(Ecofin Agency) - The trade agreement that could be the most significant development in U.S-Africa trade relations, since the African Growth and Opportunity Act (AGOA) passed in Congress in 2000, faces another hurdle. This is attributable to the expiration of the key legislative tool (TPA) needed to accelerate Congress’s approval of the agreement. Consequently, the prospects for the deal to conclude becomes gloomy.
The TPA (trade promotion authority), which allows the head of state to fast-track trade negotiations with congress expired on July 1 and without it, the eventual implementation of the bill would be subjected to amendments by U.S legislators. This would make ratification difficult. This turn of events will see trade deals already in the pipeline, among which are negotiations with Kenya, and the United Kingdom, affected.

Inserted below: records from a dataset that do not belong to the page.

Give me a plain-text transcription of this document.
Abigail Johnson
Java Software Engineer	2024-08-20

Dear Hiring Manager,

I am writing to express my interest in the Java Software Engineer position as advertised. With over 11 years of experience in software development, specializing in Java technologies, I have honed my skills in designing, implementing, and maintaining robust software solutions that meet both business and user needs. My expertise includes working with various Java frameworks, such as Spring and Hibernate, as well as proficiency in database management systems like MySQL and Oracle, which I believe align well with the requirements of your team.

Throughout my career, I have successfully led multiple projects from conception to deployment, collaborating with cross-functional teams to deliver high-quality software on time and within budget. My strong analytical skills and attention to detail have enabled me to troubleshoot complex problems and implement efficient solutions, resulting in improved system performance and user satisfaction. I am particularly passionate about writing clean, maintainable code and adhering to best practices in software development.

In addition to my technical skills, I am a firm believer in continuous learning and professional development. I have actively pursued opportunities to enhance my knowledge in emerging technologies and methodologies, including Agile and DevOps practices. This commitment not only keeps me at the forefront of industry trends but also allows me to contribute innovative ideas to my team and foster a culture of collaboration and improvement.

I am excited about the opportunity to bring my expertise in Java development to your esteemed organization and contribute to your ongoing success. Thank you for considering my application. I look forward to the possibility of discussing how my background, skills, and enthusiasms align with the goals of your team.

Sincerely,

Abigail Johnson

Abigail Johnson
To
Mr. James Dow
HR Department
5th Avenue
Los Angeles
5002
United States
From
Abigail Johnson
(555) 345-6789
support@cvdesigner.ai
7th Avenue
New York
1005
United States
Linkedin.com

Also, this makes it more difficult for the deal to reach completion before 2022 when the tenure of Uhuru Kenyatta, Kenya’s president, comes to an end; a situation that will pose another potential transition challenge like that seen in the Trump to Biden administrations. According to BROOKINGS, president Kenyatta seeing the free trade agreement come through is a legacy for him. Yet the question remains if the deal will be completed during his reign, taking into consideration these new and future unknown hurdles.
Let’s note that Kenya had hoped to wrap up the deal before the expiry of the Africa Growth and Opportunity Act (by 2025) which allows trading between sub-Saharan African countries with the United States tariff-free.